Summer 2008 Program on Meta-analysis: Synthesis and Appraisal of Multiple Sources of Empirical Evidence

Scientific Context

Seldom is there only a single empirical research study relevant to a question of scientific interest. However, both experimental and observational studies have traditionally been analyzed in isolation, without regard for previous similar or other closely related studies. A new research area has arisen to address the location, appraisal, reconstruction, quantification, contrast and possible combination of similar sources of evidence. Variously called meta-analysis, systematic reviewing, research synthesis or evidence synthesis, this new field is gaining popularity in diverse fields including medicine, psychology, epidemiology, education, genetics, ecology and criminology. Statistical methods for combining results across independent studies have long existed, but require renewed consideration, development and wider dissemination by inclusion in the mainstream statistics curriculum. The possibility that the due consideration of all relevant evidence should be accepted as standard practice in statistical analyses deserves investigation.

 

The combination of results from similar studies is often known simply as 'meta-analysis'. Common examples are combining results of randomized controlled trials of the same intervention in evidence-based medicine; of correlation coefficients for a pair of constructs measured similarly across studies in social science; or of odds ratios measuring association between an exposure and an outcome in epidemiology. More complex syntheses of multiple sources of evidence have developed recently, including combined analyses of clinical trials of different interventions, and combined analysis of data from multiple microarray experiments (sometimes called cross study analysis). For straightforward meta-analyses, general least-squares methods may be used, but for complex meta-analyses, the technical statistical approach is not so obvious.
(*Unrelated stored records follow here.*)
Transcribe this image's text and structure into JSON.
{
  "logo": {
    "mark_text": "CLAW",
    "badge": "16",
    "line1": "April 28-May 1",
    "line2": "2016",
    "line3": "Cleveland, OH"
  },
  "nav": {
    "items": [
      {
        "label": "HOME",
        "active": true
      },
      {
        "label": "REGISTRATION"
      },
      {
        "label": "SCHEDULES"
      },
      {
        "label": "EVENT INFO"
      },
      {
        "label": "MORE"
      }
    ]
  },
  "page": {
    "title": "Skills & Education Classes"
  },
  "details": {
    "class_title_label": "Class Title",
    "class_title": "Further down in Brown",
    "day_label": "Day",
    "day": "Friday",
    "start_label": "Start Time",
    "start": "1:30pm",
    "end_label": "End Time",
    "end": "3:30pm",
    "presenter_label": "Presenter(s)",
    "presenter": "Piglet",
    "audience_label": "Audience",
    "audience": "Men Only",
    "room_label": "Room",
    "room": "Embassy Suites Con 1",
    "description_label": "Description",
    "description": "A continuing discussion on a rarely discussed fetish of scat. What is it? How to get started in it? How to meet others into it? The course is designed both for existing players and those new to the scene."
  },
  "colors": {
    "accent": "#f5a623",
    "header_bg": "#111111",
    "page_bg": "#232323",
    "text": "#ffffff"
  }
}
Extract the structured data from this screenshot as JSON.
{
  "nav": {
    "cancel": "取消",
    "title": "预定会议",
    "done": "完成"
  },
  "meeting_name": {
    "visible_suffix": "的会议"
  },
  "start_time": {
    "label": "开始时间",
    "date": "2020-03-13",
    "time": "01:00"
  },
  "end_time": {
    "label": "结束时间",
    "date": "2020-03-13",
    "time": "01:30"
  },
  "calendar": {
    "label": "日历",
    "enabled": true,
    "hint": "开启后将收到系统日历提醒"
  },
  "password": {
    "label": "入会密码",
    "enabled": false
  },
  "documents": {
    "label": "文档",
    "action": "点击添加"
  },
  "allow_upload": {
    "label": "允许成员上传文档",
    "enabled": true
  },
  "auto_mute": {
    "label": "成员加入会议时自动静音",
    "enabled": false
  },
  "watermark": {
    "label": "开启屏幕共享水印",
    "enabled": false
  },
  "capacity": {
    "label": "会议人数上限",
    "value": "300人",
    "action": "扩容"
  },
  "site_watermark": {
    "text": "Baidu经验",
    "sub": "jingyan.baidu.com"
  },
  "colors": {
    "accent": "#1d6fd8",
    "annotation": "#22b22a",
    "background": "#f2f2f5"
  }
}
Often likelihood and Bayesian approaches provide very different perspectives; and in practice the possible benefits of more complex approaches may be hard to discern as many meta-analyses are compromised by limited or biased availability of data from studies as well as by varying methodological limitations of the studies themselves.

 

The presence of multiple sources of evidence has long been a recognized challenge in the development and appraisal of statistical methods — from Laplace and Gauss to Fisher and Lindley. In the 1980s Richard Peto argued that a combined analysis would be more important than the individual analyses, a view taken still further by Greenland who has suggested that that individual study publications should not attempt to draw conclusions at all, but should instead only describe and report results, so that a later meta-analysis can more appropriately assess the study's evidence fully informed by other study designs and results. Will combined analyses actually replace individual analyses (or at least decrease their impact)? If so, it is time to re-examine the perennial problems of statistical inference in this context.

Three Challenges

  1. To substantiate and clarify how existing statistical methodology can effectively combine multiple sources of evidence, given perfect conduct and reporting of all studies.
  2. To identify statistical areas in need of development or improvement, both in theory and application, for the practical situations of studies having methodological limitations and studies providing biased or incomplete data.
  3. To identify and develop material and pedagogy for undergraduate and graduate programs in statistics, to allow future statisticians to deal effectively with multiple sources of evidence, and to motivate further development of new methodology.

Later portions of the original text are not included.